All too often the lingering trauma and hardship associated with victims of abuse or a violent crime are overlooked when addressing the causes and impacts of these violent offenders' actions. 

The financial cost of being a victim can also be staggering and crippling to some of society's most vulnerable individuals.

That's why on September 1st the Albertan Government, through a working group co-chaired by MLA for Airdrie-East Angela Pitt and MLA for Lethbridge-East Nathan Neudorf, is rolling out changes and enhancements to its victim support network with a new program.

These changes include but aren't limited to:

  • Give victims quick access to emergency financial assistance.
  • Increase the 45-day limit on applications to two years.
  • Increase counselling services to $12,000.
  • Provide extended medical health benefits to victims with serious injuries.
  • Provide additional financial support to victims with severe injuries.
  • Provide victims with court attendance reimbursement.
  • Reimburse families of homicide victims for funeral expenses.

The stated goals of this program are to offer ‘more consistent services’ and to ‘prioritize victims of crime’ and aim to accomplish this by engaging with victim support services on the best way to implement these services.

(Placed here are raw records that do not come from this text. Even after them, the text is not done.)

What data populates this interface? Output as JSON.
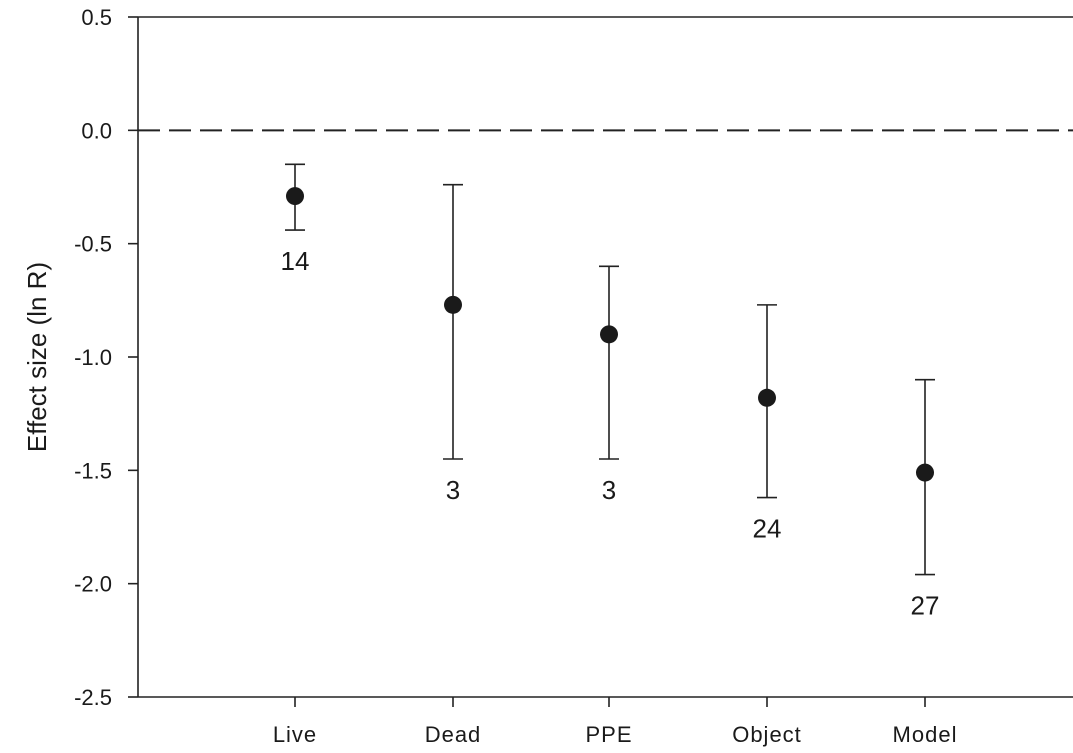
{
  "chart_data": {
    "type": "scatter",
    "title": "",
    "xlabel": "",
    "ylabel": "Effect size (ln R)",
    "ylim": [
      -2.5,
      0.5
    ],
    "yticks": [
      "0.5",
      "0.0",
      "-0.5",
      "-1.0",
      "-1.5",
      "-2.0",
      "-2.5"
    ],
    "ytick_values": [
      0.5,
      0.0,
      -0.5,
      -1.0,
      -1.5,
      -2.0,
      -2.5
    ],
    "reference_line": {
      "y": 0.0,
      "style": "dashed"
    },
    "grid": false,
    "categories": [
      "Live",
      "Dead",
      "PPE",
      "Object",
      "Model"
    ],
    "values": [
      -0.29,
      -0.77,
      -0.9,
      -1.18,
      -1.51
    ],
    "ci_lower": [
      -0.44,
      -1.45,
      -1.45,
      -1.62,
      -1.96
    ],
    "ci_upper": [
      -0.15,
      -0.24,
      -0.6,
      -0.77,
      -1.1
    ],
    "n": [
      "14",
      "3",
      "3",
      "24",
      "27"
    ]
  }
}
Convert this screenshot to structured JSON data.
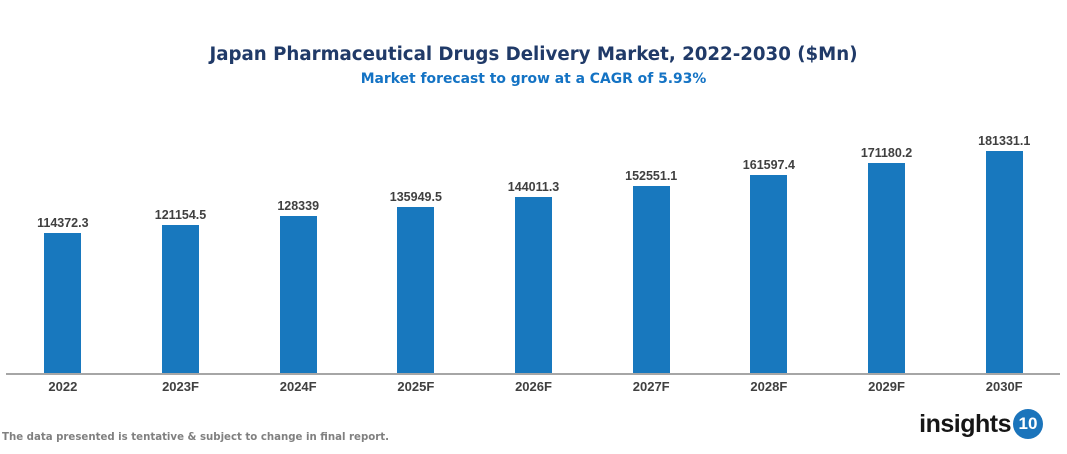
{
  "chart_data": {
    "type": "bar",
    "title": "Japan Pharmaceutical Drugs Delivery Market, 2022-2030 ($Mn)",
    "subtitle": "Market forecast to grow at a CAGR of 5.93%",
    "categories": [
      "2022",
      "2023F",
      "2024F",
      "2025F",
      "2026F",
      "2027F",
      "2028F",
      "2029F",
      "2030F"
    ],
    "values": [
      114372.3,
      121154.5,
      128339,
      135949.5,
      144011.3,
      152551.1,
      161597.4,
      171180.2,
      181331.1
    ],
    "value_labels": [
      "114372.3",
      "121154.5",
      "128339",
      "135949.5",
      "144011.3",
      "152551.1",
      "161597.4",
      "171180.2",
      "181331.1"
    ],
    "xlabel": "",
    "ylabel": "",
    "ylim": [
      0,
      200000
    ],
    "grid": false,
    "legend": false,
    "colors": {
      "bar": "#1878BE",
      "title": "#203A68",
      "subtitle": "#1473C4",
      "value_label": "#404040",
      "axis_label": "#404040",
      "axis_line": "#A6A6A6"
    }
  },
  "footer": {
    "note": "The data presented is tentative & subject to change in final report.",
    "color": "#808080"
  },
  "logo": {
    "text": "insights",
    "badge": "10",
    "text_color": "#161616",
    "badge_color": "#1B74BB"
  }
}
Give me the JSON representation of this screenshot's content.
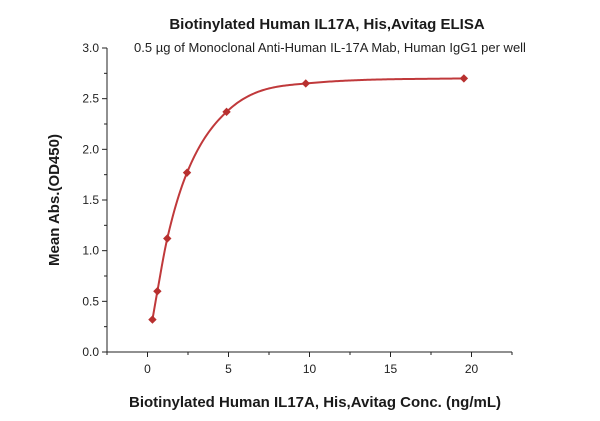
{
  "chart_data": {
    "type": "scatter",
    "title": "Biotinylated Human IL17A, His,Avitag ELISA",
    "subtitle": "0.5 µg of Monoclonal Anti-Human IL-17A Mab, Human IgG1 per well",
    "xlabel": "Biotinylated Human IL17A, His,Avitag Conc. (ng/mL)",
    "ylabel": "Mean Abs.(OD450)",
    "xlim": [
      -2.5,
      22.5
    ],
    "ylim": [
      0.0,
      3.0
    ],
    "x_ticks": [
      0,
      5,
      10,
      15,
      20
    ],
    "x_tick_labels": [
      "0",
      "5",
      "10",
      "15",
      "20"
    ],
    "y_ticks": [
      0.0,
      0.5,
      1.0,
      1.5,
      2.0,
      2.5,
      3.0
    ],
    "y_tick_labels": [
      "0.0",
      "0.5",
      "1.0",
      "1.5",
      "2.0",
      "2.5",
      "3.0"
    ],
    "grid": false,
    "series": [
      {
        "marker": "diamond",
        "color": "#b8302f",
        "x": [
          0.305,
          0.61,
          1.22,
          2.44,
          4.88,
          9.77,
          19.53
        ],
        "y": [
          0.32,
          0.6,
          1.12,
          1.77,
          2.37,
          2.65,
          2.7
        ]
      }
    ],
    "fit_curve": {
      "color": "#c0393b"
    }
  }
}
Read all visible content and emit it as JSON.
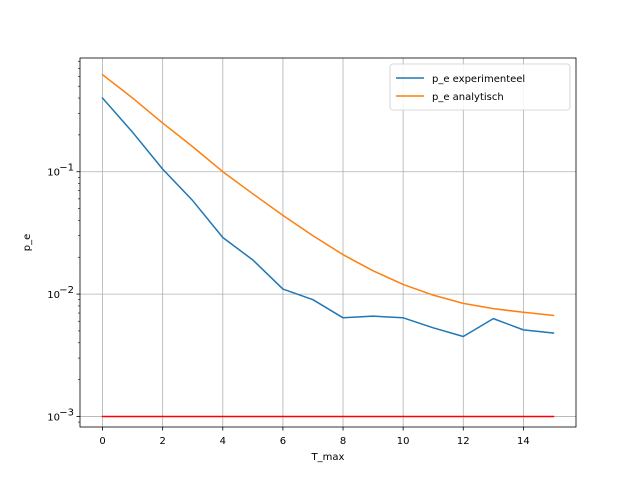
{
  "chart_data": {
    "type": "line",
    "title": "",
    "xlabel": "T_max",
    "ylabel": "p_e",
    "yscale": "log",
    "xlim": [
      -0.75,
      15.75
    ],
    "ylim": [
      0.00082,
      0.85
    ],
    "grid": true,
    "legend_position": "top-right",
    "x": [
      0,
      1,
      2,
      3,
      4,
      5,
      6,
      7,
      8,
      9,
      10,
      11,
      12,
      13,
      14,
      15
    ],
    "x_ticks": [
      0,
      2,
      4,
      6,
      8,
      10,
      12,
      14
    ],
    "y_ticks": [
      {
        "value": 0.001,
        "base": "10",
        "exp": "−3"
      },
      {
        "value": 0.01,
        "base": "10",
        "exp": "−2"
      },
      {
        "value": 0.1,
        "base": "10",
        "exp": "−1"
      }
    ],
    "series": [
      {
        "name": "p_e experimenteel",
        "color": "#1f77b4",
        "legend": true,
        "values": [
          0.4,
          0.21,
          0.105,
          0.058,
          0.029,
          0.019,
          0.011,
          0.009,
          0.0064,
          0.0066,
          0.0064,
          0.0053,
          0.0045,
          0.0063,
          0.0051,
          0.0048
        ]
      },
      {
        "name": "p_e analytisch",
        "color": "#ff7f0e",
        "legend": true,
        "values": [
          0.62,
          0.4,
          0.25,
          0.16,
          0.1,
          0.066,
          0.044,
          0.03,
          0.021,
          0.0155,
          0.012,
          0.0098,
          0.0084,
          0.0076,
          0.0071,
          0.0067
        ]
      },
      {
        "color": "#ff0000",
        "legend": false,
        "values": [
          0.001,
          0.001,
          0.001,
          0.001,
          0.001,
          0.001,
          0.001,
          0.001,
          0.001,
          0.001,
          0.001,
          0.001,
          0.001,
          0.001,
          0.001,
          0.001
        ]
      }
    ]
  }
}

They also look to improve access by offering a four-zone service model akin to the one used by the RCMP for policing districts.

Pitt, who is working with the government to roll these changes out for September, says this is an important step to improving victims' lives.

“The government must ensure help is accessible and available to victims as they navigate the aftermath of a crime. I want to express our deep gratitude to the many organizations and people across the province that participated in the review. We are pleased that Alberta's government has accepted our recommendations on how we can implement an approach that puts victims first.”

Executive Director at the Strathmore Overnight Shelter Pastor Elizabeth Karp hopes these funds will help victims focus on getting off the streets.

“I'm hoping to see that we can place more people in homes if they have more easy access to finances. So, getting them into homes and getting them off the streets even out of the shelter and kind of established on their own and in counselling. Counselling is a big thing as well a lot of them need that.”

Starting in September we will see if the fruits of this new government program will come to bloom. Hopefully, if it achieves success it will mark a significant step forward in the way victims and vulnerable members of our province are treated after suffering from violence and hardship.